Some new aspects of two‐dimensional turbidity currents *

A theoretical consideration of two dimensional underflows and surge‐type turbidity currents results in a general momentum equation. A number of formulae in current use are special cases of this equation, among which are the modified Chézy equation and Bagnold's criterion for autosuspension. Five dimensionless parameters are included: the Richardson number Ri (defined as the inverse square of the Froude number), the friction coefficient c f , the slope β, the dimensionless settling velocity of the sediment V s /u and the changes in flow height with distance dD/dx. The latter is mainly a measure of the dilution by entrainment of ambient water.
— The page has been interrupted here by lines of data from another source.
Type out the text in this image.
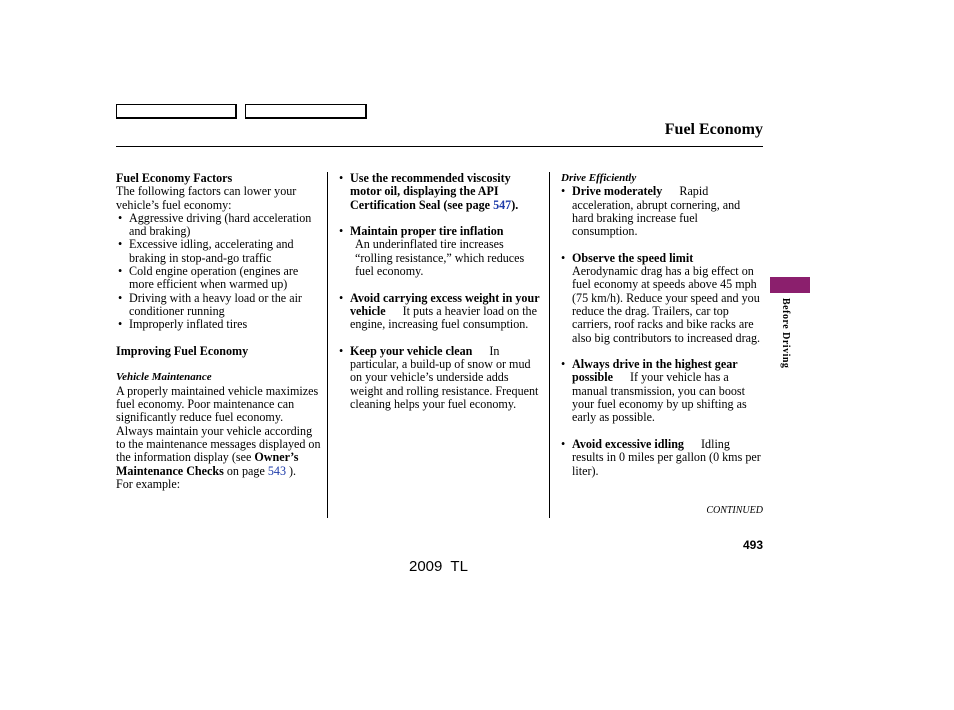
Fuel Economy
Fuel Economy Factors
The following factors can lower your vehicle’s fuel economy:
• Aggressive driving (hard acceleration and braking)
• Excessive idling, accelerating and braking in stop-and-go traffic
• Cold engine operation (engines are more efficient when warmed up)
• Driving with a heavy load or the air conditioner running
• Improperly inflated tires
Improving Fuel Economy
Vehicle Maintenance
A properly maintained vehicle maximizes fuel economy. Poor maintenance can significantly reduce fuel economy. Always maintain your vehicle according to the maintenance messages displayed on the information display (see Owner’s Maintenance Checks on page 543 ).
For example:
• Use the recommended viscosity motor oil, displaying the API Certification Seal (see page 547).
• Maintain proper tire inflation
An underinflated tire increases “rolling resistance,” which reduces fuel economy.
• Avoid carrying excess weight in your vehicle It puts a heavier load on the engine, increasing fuel consumption.
• Keep your vehicle clean In particular, a build-up of snow or mud on your vehicle’s underside adds weight and rolling resistance. Frequent cleaning helps your fuel economy.
Drive Efficiently
• Drive moderately Rapid acceleration, abrupt cornering, and hard braking increase fuel consumption.
• Observe the speed limit
Aerodynamic drag has a big effect on fuel economy at speeds above 45 mph (75 km/h). Reduce your speed and you reduce the drag. Trailers, car top carriers, roof racks and bike racks are also big contributors to increased drag.
• Always drive in the highest gear possible If your vehicle has a manual transmission, you can boost your fuel economy by up shifting as early as possible.
• Avoid excessive idling Idling results in 0 miles per gallon (0 kms per liter).
Before Driving
CONTINUED
493
2009  TL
For chalk powder experiments on surge type turbidity currents and on the initial front of continuous underflows the momentum equation is shown to be correct. Values for Ri range from about 1.5 at 0° slope to about 0.75 at 5° and are slightly to substantially lower than values from earlier authors. The two types of turbidity currents investigated show close similarity. A surprising attribute is their strong dilution even at very low‐angle slopes. Pelitic sedimentation is possible from the upper, dilute part of the currents, graded intervals found at the base of turbidites can be explained as bedload deposits from the lowermost, concentrated layer of the current; hydraulic jumps are expected to be rare in surge‐type turbidity currents and fronts of incipient underflows.